Denis Bernsten, a Victoria lawyer who filed the lawsuit on behalf of Karin Joesbury, said Pickton's offer to hand over his assets is meaningless because nothing can be sold until the civil case is resolved.
Joesbury's daughter Andrea is also one of Pickton's alleged victims.
"He could only give away the property subject to our claim. Our claim is registered against title," Bernsten said. "It is useless if our claim is successful."
Pickton's two properties, which are co-owned with two siblings, are both tied up indefinitely by an unprecedented police search that began on his Dominion Road farm in February and expanded to his Burns Road property in April.
"The property is not going to be dealt with for a very long time in any regard," Bernsten said. "But once it is eventually dealt with in some way, then certainly our claim is on there. If we are successful in our claim, whoever he sells the property to now or gives the property to now gets it subject to that claim."
The suit filed by Bernsten, which he called unprecedented, is against both properties in their entirety, not just against Pickton's share of the land.

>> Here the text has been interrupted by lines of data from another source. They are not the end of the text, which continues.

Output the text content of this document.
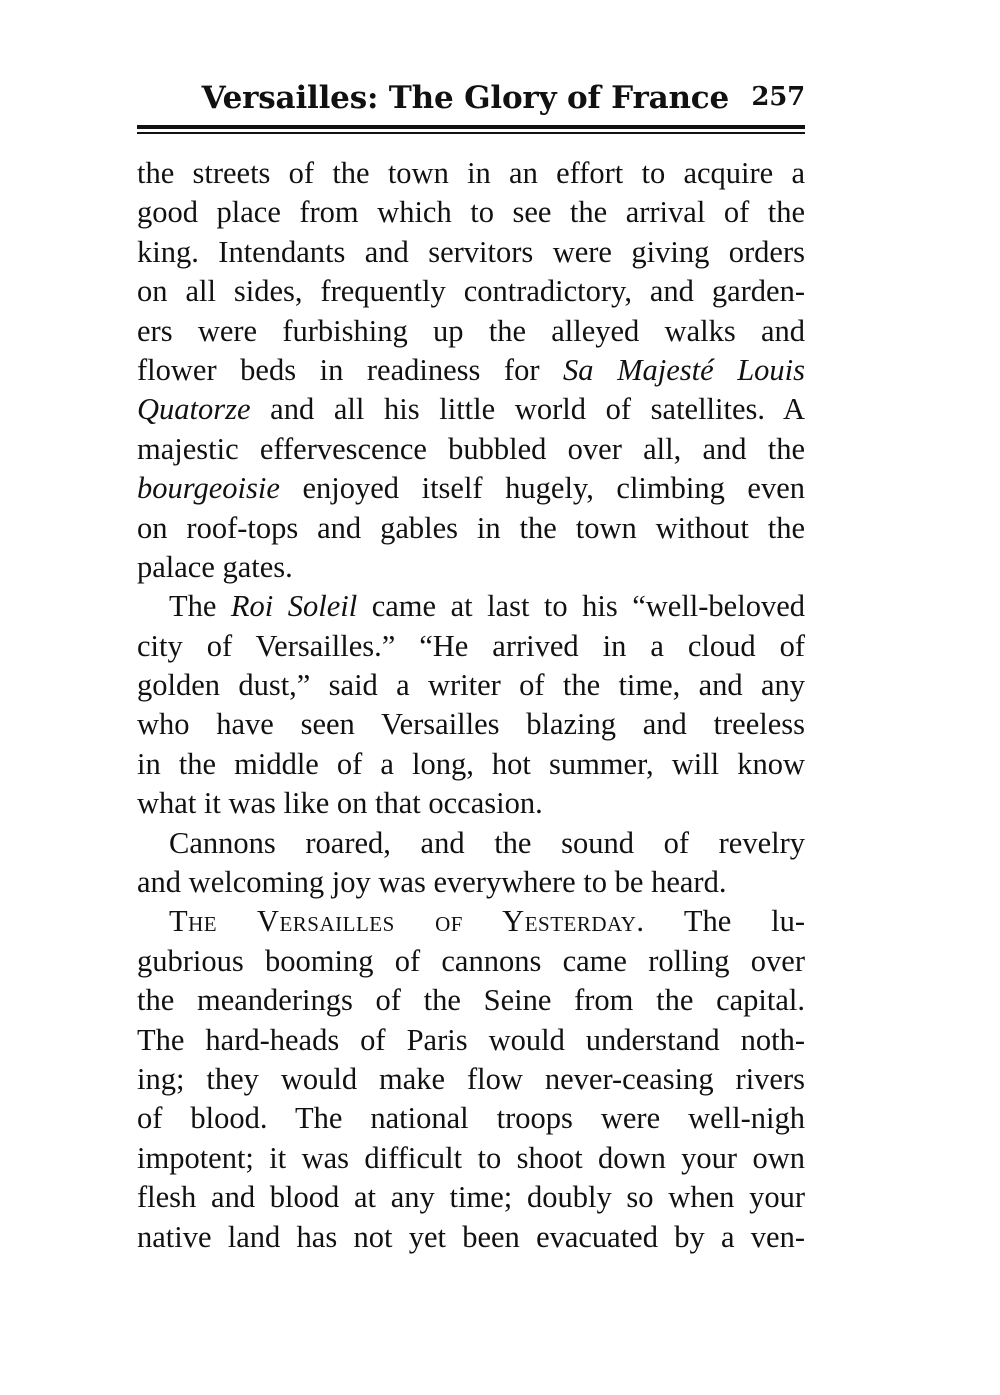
Versailles: The Glory of France 257
the streets of the town in an effort to acquire a
good place from which to see the arrival of the
king. Intendants and servitors were giving orders
on all sides, frequently contradictory, and garden-
ers were furbishing up the alleyed walks and
flower beds in readiness for Sa Majesté Louis
Quatorze and all his little world of satellites. A
majestic effervescence bubbled over all, and the
bourgeoisie enjoyed itself hugely, climbing even
on roof-tops and gables in the town without the
palace gates.
The Roi Soleil came at last to his “well-beloved
city of Versailles.” “He arrived in a cloud of
golden dust,” said a writer of the time, and any
who have seen Versailles blazing and treeless
in the middle of a long, hot summer, will know
what it was like on that occasion.
Cannons roared, and the sound of revelry
and welcoming joy was everywhere to be heard.
The Versailles of Yesterday. The lu-
gubrious booming of cannons came rolling over
the meanderings of the Seine from the capital.
The hard-heads of Paris would understand noth-
ing; they would make flow never-ceasing rivers
of blood. The national troops were well-nigh
impotent; it was difficult to shoot down your own
flesh and blood at any time; doubly so when your
native land has not yet been evacuated by a ven-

The lawyer said the statement of claim says the siblings should have been aware of what was going on at the farm.
"This type of claim is quite unique. It is the first time I have ever seen it being done," Bernsten said.
Attorney-General Geoff Plant said he could not comment specifically on Pickton's assets and whether the government or anyone else should get them.
He also said that government funding for Pickton's defence team is not conditional on handing over the assets, even though Pickton's lawyer has offered in this case to do so.
But Plant said generally anyone charged with a crime could end up spending all their money on lawyers:
"If I were speaking hypothetically I could point out that someone who was charged with a serious criminal offence in circumstances that might well also have civil liability could quite typically spend all of their worldly wealth trying to defend themselves in the criminal process, irrespective of the outcome of that, and end up at the end of the day with nothing."